After overstaying at lovely Hanwell I was in danger of running out water and playing Russian roulette with my shower, will I run out of water mid shower or during washing the dishes. Thankfully, neither but my boat’s water pump was making all the right noises to say I am starting to suck air.
So it was off to sunny Brentford and thought I would do a sort of photo journal or log of this rather short cruise of nothing particularly special but interesting stretch of canal.
They must have been proud of this to erect the concrete plaque. The level of the canal is quite a way below the top of the pilings on this stretch of canal and that’s because it is prone to flooding although the level is managed as part of North London flood defenses it can raise a couple of feet and moor if extreme weather hits.

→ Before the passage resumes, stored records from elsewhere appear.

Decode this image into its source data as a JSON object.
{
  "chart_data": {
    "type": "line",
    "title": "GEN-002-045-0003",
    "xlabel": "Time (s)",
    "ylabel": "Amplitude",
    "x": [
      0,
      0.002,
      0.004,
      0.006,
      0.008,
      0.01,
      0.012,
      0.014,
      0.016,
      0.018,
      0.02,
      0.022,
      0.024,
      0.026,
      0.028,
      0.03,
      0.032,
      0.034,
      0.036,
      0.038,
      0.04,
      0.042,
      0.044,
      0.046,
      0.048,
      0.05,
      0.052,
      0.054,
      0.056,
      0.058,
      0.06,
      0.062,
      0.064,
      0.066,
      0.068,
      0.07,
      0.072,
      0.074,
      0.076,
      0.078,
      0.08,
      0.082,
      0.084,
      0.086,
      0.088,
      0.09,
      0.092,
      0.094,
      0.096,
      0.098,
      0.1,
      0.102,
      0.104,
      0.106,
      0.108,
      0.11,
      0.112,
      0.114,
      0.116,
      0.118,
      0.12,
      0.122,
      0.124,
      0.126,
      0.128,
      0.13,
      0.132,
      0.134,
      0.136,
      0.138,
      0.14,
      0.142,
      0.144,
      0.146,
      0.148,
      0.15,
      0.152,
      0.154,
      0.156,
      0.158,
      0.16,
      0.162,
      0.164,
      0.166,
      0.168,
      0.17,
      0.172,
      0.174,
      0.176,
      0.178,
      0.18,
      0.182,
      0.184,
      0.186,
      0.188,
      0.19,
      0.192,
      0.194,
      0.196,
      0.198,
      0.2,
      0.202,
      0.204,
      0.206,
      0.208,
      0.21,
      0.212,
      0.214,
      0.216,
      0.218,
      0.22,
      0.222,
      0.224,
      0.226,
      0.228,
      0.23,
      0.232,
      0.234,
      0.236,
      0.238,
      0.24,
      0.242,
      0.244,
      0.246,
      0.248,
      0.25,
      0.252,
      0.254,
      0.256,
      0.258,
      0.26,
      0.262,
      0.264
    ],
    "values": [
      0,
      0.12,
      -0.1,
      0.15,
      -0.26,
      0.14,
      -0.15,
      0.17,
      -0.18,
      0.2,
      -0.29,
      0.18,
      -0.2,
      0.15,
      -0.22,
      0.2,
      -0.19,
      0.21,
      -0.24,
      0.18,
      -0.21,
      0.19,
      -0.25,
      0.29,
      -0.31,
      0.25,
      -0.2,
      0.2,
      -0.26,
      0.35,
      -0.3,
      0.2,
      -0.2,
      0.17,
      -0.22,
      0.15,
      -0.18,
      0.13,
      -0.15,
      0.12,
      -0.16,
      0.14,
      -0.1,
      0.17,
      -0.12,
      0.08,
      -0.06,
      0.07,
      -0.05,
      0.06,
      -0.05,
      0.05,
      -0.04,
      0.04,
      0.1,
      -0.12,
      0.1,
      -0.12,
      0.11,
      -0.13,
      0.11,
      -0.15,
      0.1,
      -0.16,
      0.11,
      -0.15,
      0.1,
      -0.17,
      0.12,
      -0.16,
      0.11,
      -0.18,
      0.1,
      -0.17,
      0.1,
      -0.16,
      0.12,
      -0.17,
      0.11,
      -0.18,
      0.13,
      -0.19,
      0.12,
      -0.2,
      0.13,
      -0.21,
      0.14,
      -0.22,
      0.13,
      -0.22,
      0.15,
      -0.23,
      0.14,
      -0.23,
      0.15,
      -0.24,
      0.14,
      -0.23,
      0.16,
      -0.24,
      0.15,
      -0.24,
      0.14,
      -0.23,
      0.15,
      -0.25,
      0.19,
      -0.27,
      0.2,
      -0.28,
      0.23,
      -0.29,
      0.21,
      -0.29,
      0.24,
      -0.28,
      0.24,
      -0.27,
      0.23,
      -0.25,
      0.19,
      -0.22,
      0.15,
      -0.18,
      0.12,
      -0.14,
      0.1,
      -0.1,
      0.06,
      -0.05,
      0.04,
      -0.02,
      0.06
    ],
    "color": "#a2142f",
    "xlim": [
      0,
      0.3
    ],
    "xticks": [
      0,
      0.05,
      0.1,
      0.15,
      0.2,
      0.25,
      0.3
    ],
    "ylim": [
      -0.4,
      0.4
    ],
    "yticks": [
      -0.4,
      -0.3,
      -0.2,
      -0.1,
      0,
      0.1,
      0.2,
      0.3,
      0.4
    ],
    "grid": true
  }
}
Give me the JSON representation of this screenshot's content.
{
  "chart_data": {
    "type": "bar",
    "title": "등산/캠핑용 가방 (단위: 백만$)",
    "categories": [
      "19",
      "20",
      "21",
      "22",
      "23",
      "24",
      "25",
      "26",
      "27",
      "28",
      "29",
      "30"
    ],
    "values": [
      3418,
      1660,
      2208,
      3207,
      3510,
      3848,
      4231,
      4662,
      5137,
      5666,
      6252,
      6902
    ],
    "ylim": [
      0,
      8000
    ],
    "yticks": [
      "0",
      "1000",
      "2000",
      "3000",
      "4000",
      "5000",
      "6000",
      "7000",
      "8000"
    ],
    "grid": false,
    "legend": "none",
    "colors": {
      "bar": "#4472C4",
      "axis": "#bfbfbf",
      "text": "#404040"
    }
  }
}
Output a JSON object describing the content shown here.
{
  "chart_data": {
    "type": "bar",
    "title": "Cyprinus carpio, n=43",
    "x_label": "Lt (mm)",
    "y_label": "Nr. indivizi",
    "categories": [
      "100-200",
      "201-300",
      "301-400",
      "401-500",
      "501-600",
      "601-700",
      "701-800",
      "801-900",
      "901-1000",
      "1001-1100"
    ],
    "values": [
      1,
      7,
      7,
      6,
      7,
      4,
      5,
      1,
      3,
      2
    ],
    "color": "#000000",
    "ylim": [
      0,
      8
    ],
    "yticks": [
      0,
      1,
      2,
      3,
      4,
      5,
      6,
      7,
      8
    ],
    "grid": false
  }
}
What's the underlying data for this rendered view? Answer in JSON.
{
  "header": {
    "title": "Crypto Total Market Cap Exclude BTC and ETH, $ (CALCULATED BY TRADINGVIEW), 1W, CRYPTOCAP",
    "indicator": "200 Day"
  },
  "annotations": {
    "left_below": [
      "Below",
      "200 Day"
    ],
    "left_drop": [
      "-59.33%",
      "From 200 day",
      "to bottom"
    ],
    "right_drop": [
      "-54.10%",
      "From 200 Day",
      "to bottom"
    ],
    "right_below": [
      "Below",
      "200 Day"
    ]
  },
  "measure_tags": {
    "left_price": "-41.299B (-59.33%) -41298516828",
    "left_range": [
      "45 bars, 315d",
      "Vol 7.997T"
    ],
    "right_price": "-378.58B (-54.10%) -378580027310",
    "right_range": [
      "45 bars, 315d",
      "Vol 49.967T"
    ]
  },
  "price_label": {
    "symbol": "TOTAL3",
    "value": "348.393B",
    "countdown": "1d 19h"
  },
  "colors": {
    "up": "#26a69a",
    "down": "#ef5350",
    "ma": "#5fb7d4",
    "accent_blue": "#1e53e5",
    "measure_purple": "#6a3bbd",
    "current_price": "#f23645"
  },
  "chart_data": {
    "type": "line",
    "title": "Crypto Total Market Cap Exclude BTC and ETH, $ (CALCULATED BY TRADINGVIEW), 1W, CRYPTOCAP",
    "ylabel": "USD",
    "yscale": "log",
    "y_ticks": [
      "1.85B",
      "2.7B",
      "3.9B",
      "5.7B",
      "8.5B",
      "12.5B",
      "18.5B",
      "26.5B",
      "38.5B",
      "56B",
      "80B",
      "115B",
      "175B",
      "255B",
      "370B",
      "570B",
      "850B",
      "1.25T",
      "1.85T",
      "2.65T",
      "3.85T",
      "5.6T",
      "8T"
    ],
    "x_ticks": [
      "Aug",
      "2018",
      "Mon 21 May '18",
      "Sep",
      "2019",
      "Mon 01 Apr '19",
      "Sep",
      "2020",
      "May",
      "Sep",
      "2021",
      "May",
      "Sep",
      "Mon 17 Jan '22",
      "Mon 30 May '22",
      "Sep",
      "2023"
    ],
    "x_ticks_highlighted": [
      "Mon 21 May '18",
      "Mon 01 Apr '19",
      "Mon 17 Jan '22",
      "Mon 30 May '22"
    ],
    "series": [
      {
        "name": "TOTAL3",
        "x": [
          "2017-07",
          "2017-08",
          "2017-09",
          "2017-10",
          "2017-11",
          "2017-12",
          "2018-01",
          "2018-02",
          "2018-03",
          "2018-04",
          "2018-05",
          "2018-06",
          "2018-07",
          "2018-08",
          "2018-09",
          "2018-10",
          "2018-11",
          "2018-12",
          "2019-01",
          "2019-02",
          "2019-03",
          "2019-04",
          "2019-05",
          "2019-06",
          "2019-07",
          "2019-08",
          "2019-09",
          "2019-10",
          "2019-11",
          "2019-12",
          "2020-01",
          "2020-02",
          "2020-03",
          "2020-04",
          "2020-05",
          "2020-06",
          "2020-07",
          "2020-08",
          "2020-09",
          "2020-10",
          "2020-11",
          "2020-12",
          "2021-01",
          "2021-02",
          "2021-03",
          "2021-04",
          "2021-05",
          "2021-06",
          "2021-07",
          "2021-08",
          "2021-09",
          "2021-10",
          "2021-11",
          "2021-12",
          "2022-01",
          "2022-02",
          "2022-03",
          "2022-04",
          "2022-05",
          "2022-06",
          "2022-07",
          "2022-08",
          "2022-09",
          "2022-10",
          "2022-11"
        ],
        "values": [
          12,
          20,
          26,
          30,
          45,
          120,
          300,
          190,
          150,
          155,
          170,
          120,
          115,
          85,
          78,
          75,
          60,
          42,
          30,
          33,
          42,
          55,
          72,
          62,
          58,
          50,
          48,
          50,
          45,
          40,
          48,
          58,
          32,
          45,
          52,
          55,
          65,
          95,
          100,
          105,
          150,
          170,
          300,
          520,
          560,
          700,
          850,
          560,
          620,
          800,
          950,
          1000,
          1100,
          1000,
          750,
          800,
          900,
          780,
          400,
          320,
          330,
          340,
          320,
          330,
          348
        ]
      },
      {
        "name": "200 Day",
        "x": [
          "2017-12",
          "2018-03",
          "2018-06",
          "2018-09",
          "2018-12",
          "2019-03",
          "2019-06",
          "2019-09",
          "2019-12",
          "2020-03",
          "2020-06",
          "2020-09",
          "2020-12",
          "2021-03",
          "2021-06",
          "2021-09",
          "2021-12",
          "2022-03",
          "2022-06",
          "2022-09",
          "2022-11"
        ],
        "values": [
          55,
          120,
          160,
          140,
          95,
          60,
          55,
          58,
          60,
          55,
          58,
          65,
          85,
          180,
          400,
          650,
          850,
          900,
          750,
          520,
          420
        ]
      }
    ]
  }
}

Once filled it’s a case of open the gate close the paddle and move the boat into the lock. You have to wait until the lock completely full before trying to open them as even only one half of an inch difference will have so much pressure on the gates it will be virtually impossible to open and many a times you see people desperate to open the gates but only wasting effort as they don’t understand canal time.
Once inside you close the top gate secure your boat leaving enough rope to allow the boat to go down otherwise things can get a bit embarrassing. You then open the bottom paddles and down she goes much faster than filling.
Once empty it’s a case of open the bottom gate and close the paddle climb down to your boat and off you go. I have to say you are supposed to close the gate but on the lower grand union most people don’t and if single handed it is difficult besides when you turn a corner and a lock is open in your favor its happy days.
Nothing inspiring this as its the M4 motorway. This will not mean anything to most of you but if you have ever flown into Heathrow and travelled into central London you perhaps went over the canal on the motorway.
A beautiful cast iron bridge inscribed Grand Junction Canal Co 1820 and built at the same time the canal was constructed and to me one of the best bridges I know over the canal its engineering and design is wonderful it’s just a pity the local graffiti artist thinks it’s just a place to put his stupid tag. The bridge is to allow the horses and people to cross the canal as the towpath changes sides and when you walk over the bridge you can see the grooves worn into the iron from years and years of wear from ropes when barges were pulled by horses.
I mentioned that originally the barges were pulled by horses and at busy places along the canal you could get many boats and plenty of rope and some horses were knocked or pulled into the canal so they built into the sides of the canal these slopes so the horses could be walked out.
Just around one more corner and almost journeys end Brentford with all its redeveloped flats and expensive moorings. The overhanging sheds to the right are where boats would have been loaded with cargo for Birmingham and beyond or destined to enter the Thames.
A beekeeping bit apparently there are bees on this bit of land and even in the old barrel but over the years I have tried to see any flying bees but told definatly someone keeps bees in the mishmash of boxes.
The two 72’ workboats makes my boat look small. They are both very old boats approx 80 years old and similar to 1000’s of pairs of boats that would have worked the canals many years ago transporting cargo around the country long before the railways and petrol engine. That’s Peter putting two bags of coal onto my roof along with a 13kg bottle of gas.
Wow what a result water, toilet, diesel, coal, gas and a plateful of cooked sausages I am all sorted now well into next year. All that is needed was to turn the boat round and moor up just outside of the marina opposite Glaxo Smith Kline and handy if I need an aspirin.